The Switzerland-based company unveiled data from its Phase 3 trial testing an antibody-drug conjugate called Zynlonta in combination with the medicine rituximab among people with a type of hard-to-treat blood cancer. The pairing extended progression-free survival in trial participants compared to a standard treatment combination, meeting the study’s primary endpoint.
But the results were overshadowed by the number of deaths in the study, leaving investors to question the drug’s chances of gaining full approval. The Food and Drug Administration granted accelerated approval to Zynlonta in 2021 based on the results of a trial in which it wasn’t compared to a placebo.
“Given other available options to patients,” the number of deaths “may be difficult to accept for physicians, patients and regulators,” wrote RBC Capital Markets’ analyst Leonid Timashev in a note Thursday.
Zynlonta, used to treat large B-cell lymphoma in people whose disease hasn’t responded to at least two treatments, is ADC’s only asset.
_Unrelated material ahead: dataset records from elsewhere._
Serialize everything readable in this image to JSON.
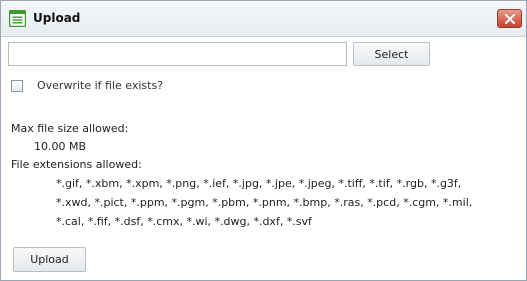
{
  "window": {
    "title": "Upload",
    "close_icon": "close-icon",
    "title_icon": "document-list-icon"
  },
  "file_picker": {
    "value": "",
    "placeholder": "",
    "select_label": "Select"
  },
  "overwrite": {
    "label": "Overwrite if file exists?",
    "checked": false
  },
  "limits": {
    "max_size_heading": "Max file size allowed:",
    "max_size_value": "10.00 MB",
    "extensions_heading": "File extensions allowed:",
    "extensions_lines": [
      "*.gif, *.xbm, *.xpm, *.png, *.ief, *.jpg, *.jpe, *.jpeg, *.tiff, *.tif, *.rgb, *.g3f,",
      "*.xwd, *.pict, *.ppm, *.pgm, *.pbm, *.pnm, *.bmp, *.ras, *.pcd, *.cgm, *.mil,",
      "*.cal, *.fif, *.dsf, *.cmx, *.wi, *.dwg, *.dxf, *.svf"
    ]
  },
  "actions": {
    "upload_label": "Upload"
  },
  "colors": {
    "title_icon_green": "#3f9a34",
    "close_red": "#c8452d"
  }
}
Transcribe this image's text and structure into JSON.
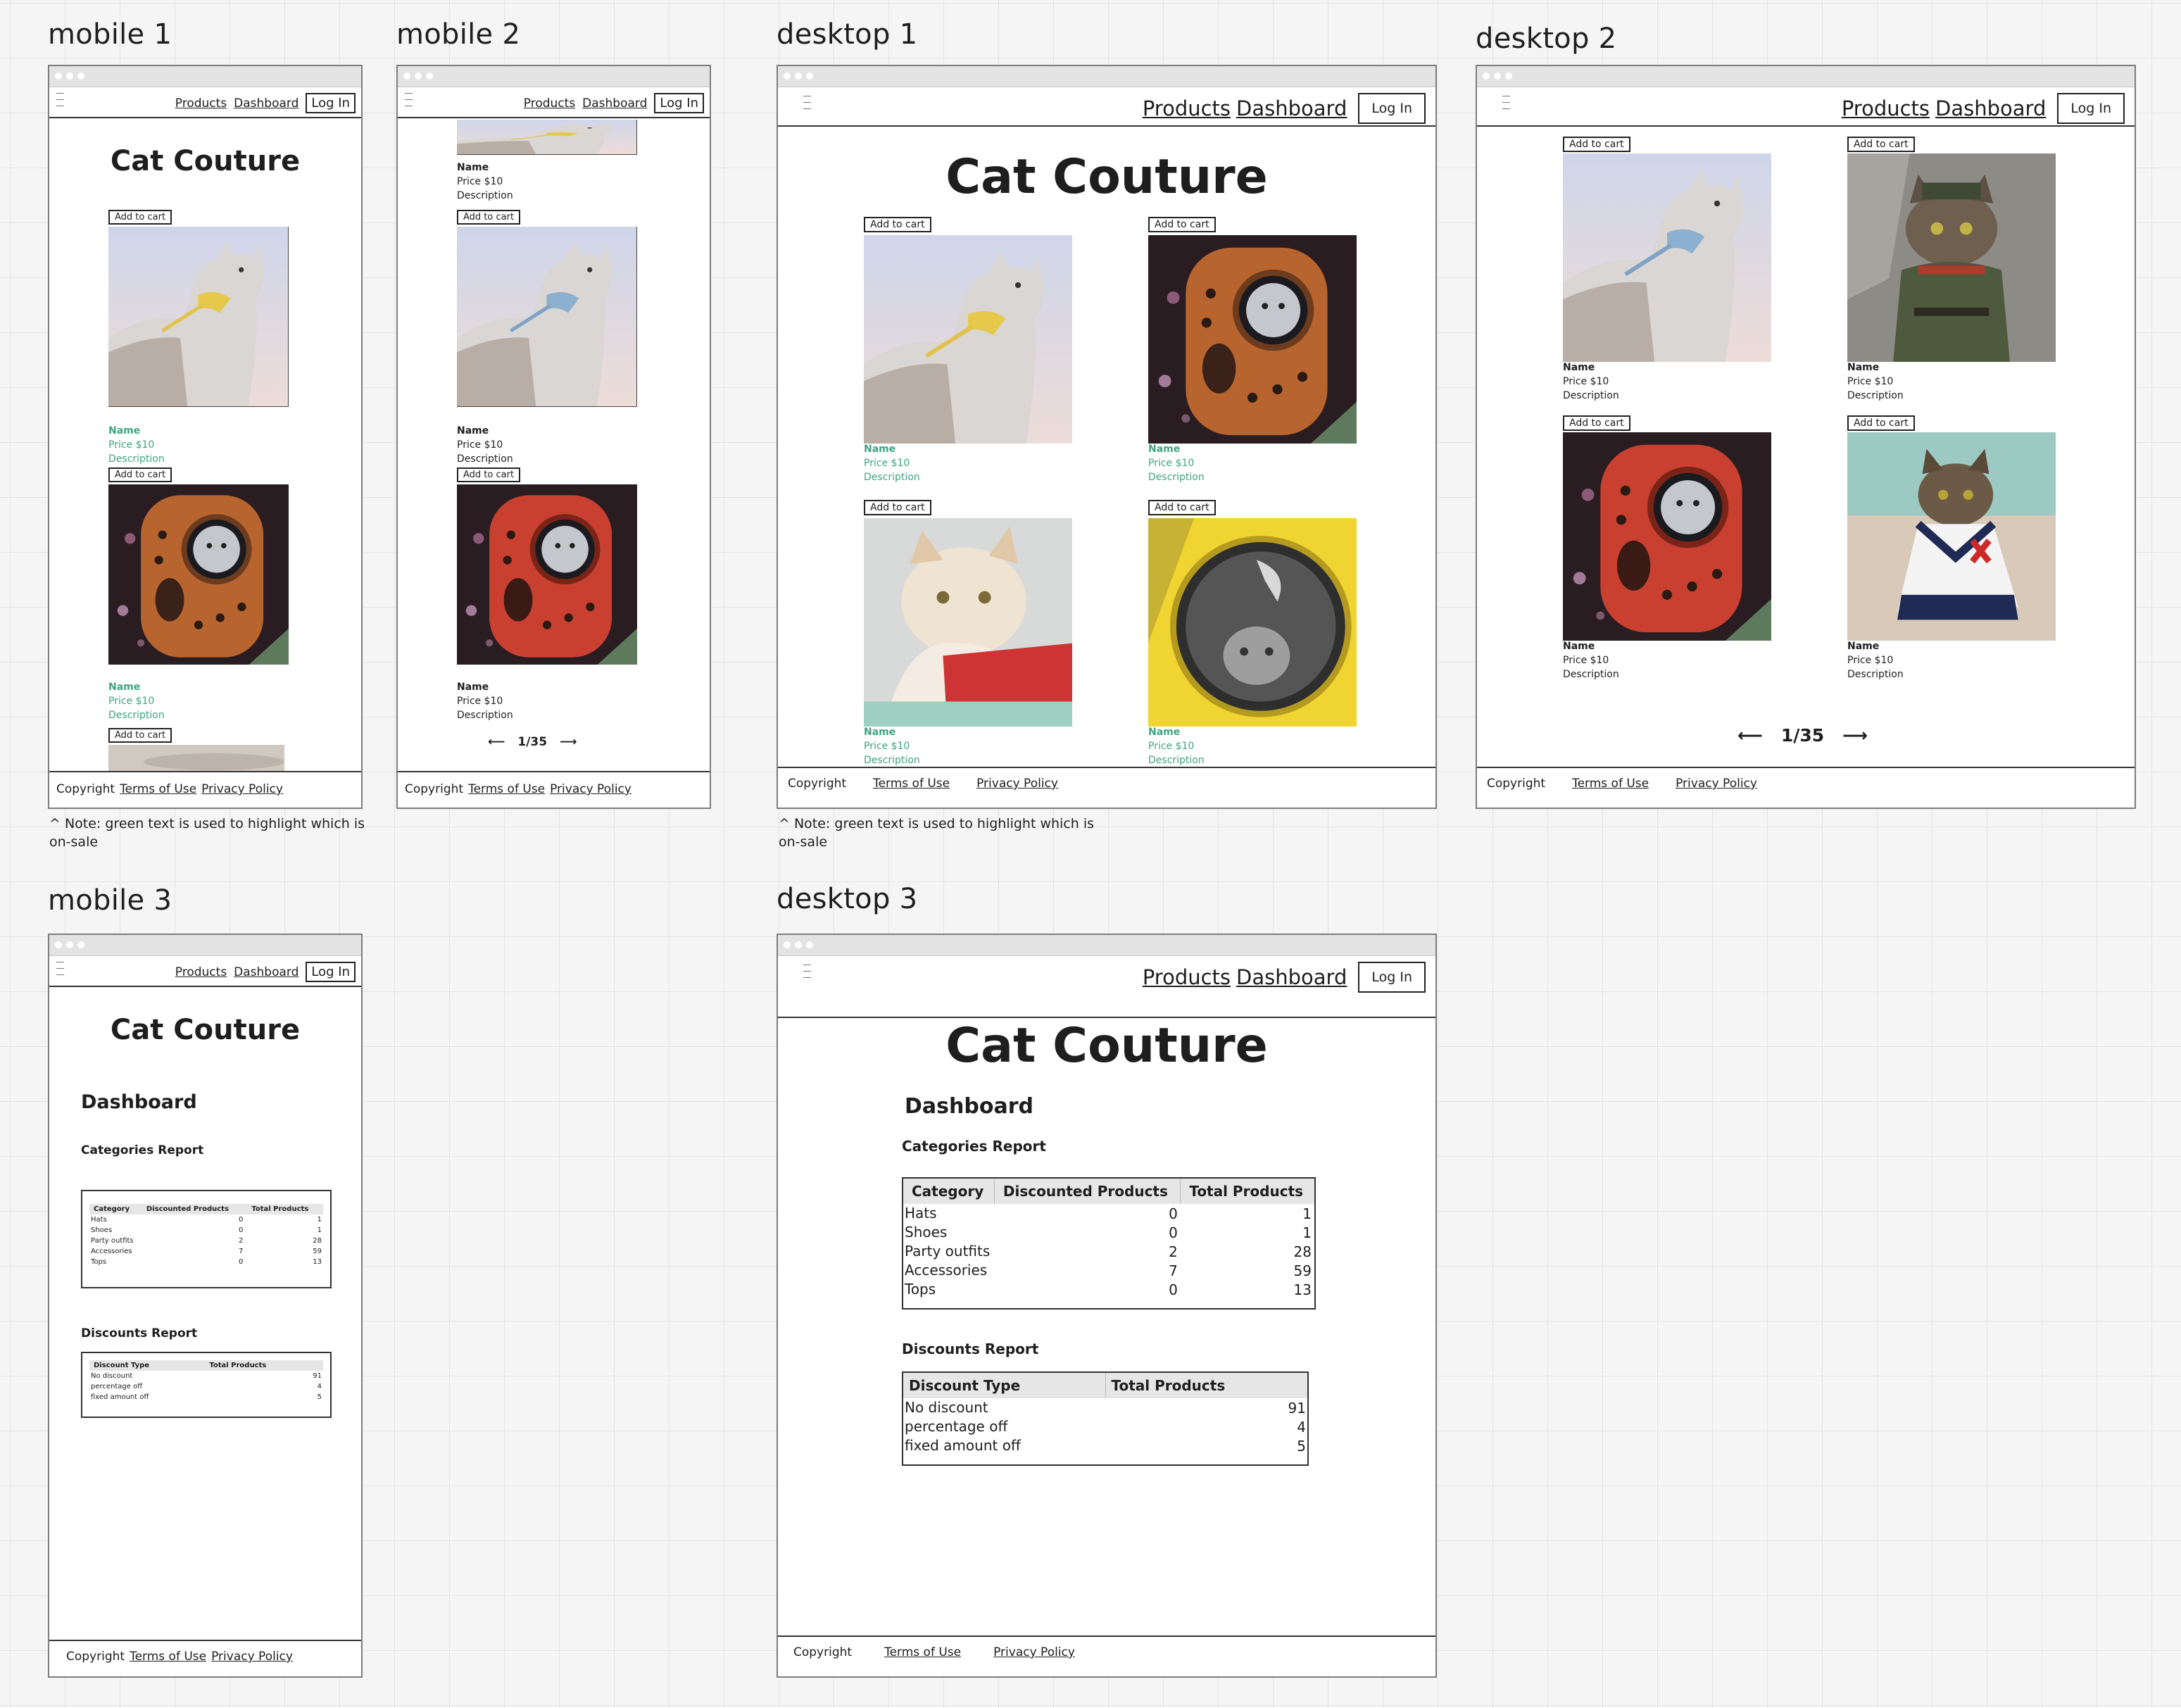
{
  "frames": {
    "mobile1": "mobile 1",
    "mobile2": "mobile 2",
    "mobile3": "mobile 3",
    "desktop1": "desktop 1",
    "desktop2": "desktop 2",
    "desktop3": "desktop 3"
  },
  "note": "^ Note: green text  is used to highlight which is on-sale",
  "nav": {
    "products": "Products",
    "dashboard": "Dashboard",
    "login": "Log In"
  },
  "site_title": "Cat Couture",
  "product": {
    "add_to_cart": "Add to cart",
    "name": "Name",
    "price": "Price $10",
    "description": "Description"
  },
  "pagination": {
    "page": "1/35"
  },
  "footer": {
    "copyright": "Copyright",
    "terms": "Terms of Use",
    "terms_padded": " Terms of Use ",
    "privacy": "Privacy Policy",
    "privacy_padded": " Privacy Policy"
  },
  "dashboard": {
    "heading": "Dashboard",
    "categories_report": {
      "title": "Categories Report",
      "headers": [
        "Category",
        "Discounted Products",
        "Total Products"
      ],
      "rows": [
        [
          "Hats",
          "0",
          "1"
        ],
        [
          "Shoes",
          "0",
          "1"
        ],
        [
          "Party outfits",
          "2",
          "28"
        ],
        [
          "Accessories",
          "7",
          "59"
        ],
        [
          "Tops",
          "0",
          "13"
        ]
      ]
    },
    "discounts_report": {
      "title": "Discounts Report",
      "headers": [
        "Discount Type",
        "Total Products"
      ],
      "rows": [
        [
          "No discount",
          "91"
        ],
        [
          "percentage off",
          "4"
        ],
        [
          "fixed amount off",
          "5"
        ]
      ]
    }
  },
  "colors": {
    "sale": "#3fa381",
    "chrome": "#e3e3e3",
    "canvas": "#f5f5f5",
    "grid": "#e4e4e4"
  }
}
The Phase 3 trial paired the drug with rituximab and tested it against an immunotherapy cocktail of rituximab plus the chemotherapy drugs gemcitabine and oxaliplatin across 440 participants.
ADC’s treatment extended progression-free survival by 1.4 months, with enrollees receiving Zynlota surviving 6.1 months without progression compared with 4.7 months for those on the immunotherapy regimen, a statistically significant difference. The company did not meet its secondary endpoint for overall survival, but said there was “no detrimental effect” on that measure.
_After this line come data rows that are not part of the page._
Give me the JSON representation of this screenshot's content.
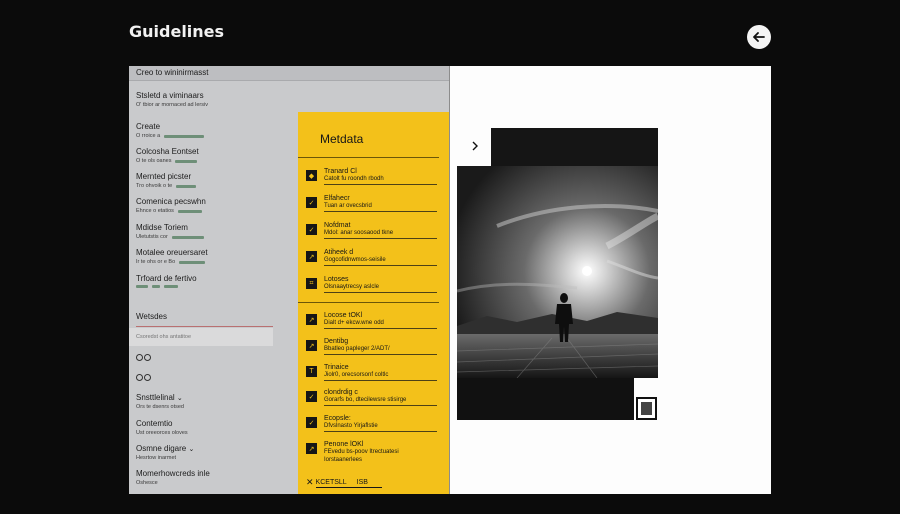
{
  "app": {
    "title": "Guidelines"
  },
  "left_panel": {
    "header": "Creo to wininirmasst",
    "nav_items": [
      {
        "title": "Stsletd a viminaars",
        "subtitle": "O' tbior ar mornaced ad lersiv"
      },
      {
        "title": "Create",
        "subtitle": "O rroice a"
      },
      {
        "title": "Colcosha Eontset",
        "subtitle": "O te ols oanes"
      },
      {
        "title": "Mernted picster",
        "subtitle": "Tro ohvoik o te"
      },
      {
        "title": "Comenica pecswhn",
        "subtitle": "Ehnce o etatios"
      },
      {
        "title": "Mdidse Toriem",
        "subtitle": "Uletutstis cor"
      },
      {
        "title": "Motalee oreuersaret",
        "subtitle": "Ir te ohs or e Bo"
      },
      {
        "title": "Trfoard de fertivo",
        "subtitle": ""
      }
    ],
    "section_title": "Wetsdes",
    "filter_placeholder": "Csoredst ohs antatitoe",
    "lower_items": [
      {
        "title": "Snsttlelinal",
        "subtitle": "Ors te dsenrs otsed"
      },
      {
        "title": "Contemtio",
        "subtitle": "Ust oreeorces oloves"
      },
      {
        "title": "Osmne digare",
        "subtitle": "Hesrtow inarmet"
      },
      {
        "title": "Momerhowcreds inle",
        "subtitle": "Oshesce"
      }
    ]
  },
  "metadata_panel": {
    "title": "Metdata",
    "rows": [
      {
        "icon": "tag-icon",
        "label": "Tranard Cl",
        "value": "Catolt fu roondh rbodh"
      },
      {
        "icon": "check-icon",
        "label": "Elfahecr",
        "value": "Tuan ar ovecsbrid"
      },
      {
        "icon": "check-icon",
        "label": "Nofdmat",
        "value": "Mdol: anar soosaood tkne"
      },
      {
        "icon": "arrow-icon",
        "label": "Atiheek d",
        "value": "Gogcofidnwmos-seisile"
      },
      {
        "icon": "crop-icon",
        "label": "Lotoses",
        "value": "Olsnaaytrecsy aslcle"
      },
      {
        "icon": "arrow-icon",
        "label": "Locose tOKl",
        "value": "Dialt d+ ekcw.wne odd"
      },
      {
        "icon": "arrow-icon",
        "label": "Dentibg",
        "value": "Bbatleo papleger 2/ADT/"
      },
      {
        "icon": "t-icon",
        "label": "Trinaice",
        "value": "Jiolr0, orecsorsonf coltlc"
      },
      {
        "icon": "check-icon",
        "label": "clondrdig c",
        "value": "Gorarfs bo, dtecilewsre stisirge"
      },
      {
        "icon": "check-icon",
        "label": "Ecopsle:",
        "value": "Dfvslnasto Yirjaflstie"
      },
      {
        "icon": "arrow-icon",
        "label": "Penone lOKl",
        "value": "FEvedu bs-poov Itrectuatesi"
      },
      {
        "icon": "arrow-icon",
        "label": "",
        "value": "Iorstaanerlees"
      }
    ],
    "footer_label": "KCETSLL",
    "footer_badge": "ISB"
  },
  "preview": {
    "chevron": "chevron-right-icon",
    "image": "photo-person-on-pier"
  },
  "colors": {
    "background": "#0b0b0b",
    "panel_grey": "#c9cacc",
    "accent_yellow": "#f3c11a",
    "bar_green": "#6e8f78"
  }
}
However, 27 deaths were recorded for those given Zynlonta, compared to the nine deaths recorded for the immunotherapy arm. The company noted a majority of deaths occurred in patients aged 75 years or older.
Eric Schmidt, from investment firm Cantor Fitzgerald, wrote in a client note that while the death total is likely to “temper both investors' and physicians' views towards these results,” there are some explanations for why the rate was higher than what was previously seen for Zynlonta.
Schmidt explained that the Phase 3 trial included deaths up to 105 days after treatment, compared to a previous trial that recorded events up to 30 days. Additionally, he argued it’s “worth noting that most of these events” occurred in elderly patients, with a high portion of them having “advanced, aggressive disease and poorer overall health.”
Based on the data, ADC plans to meet with the FDA in August to discuss next steps. It is preparing for a regulatory submission in the fourth quarter.
Analysts such as Timashev, though, remain unsure of the drug’s future.
In his note, Timashev wrote that while the trial did win on progression-free survival, the “benefits were modest, with no clear overall survival trend, and the significant death imbalance makes the benefit/risk profile difficult to accept and adds considerable regulatory risk.”
Others still remain bullish. Schmidt wrote that “despite the safety hiccup, management expressed confidence in the regulatory path.”
“We believe these data will support conversion from accelerated to full FDA approval,” he added.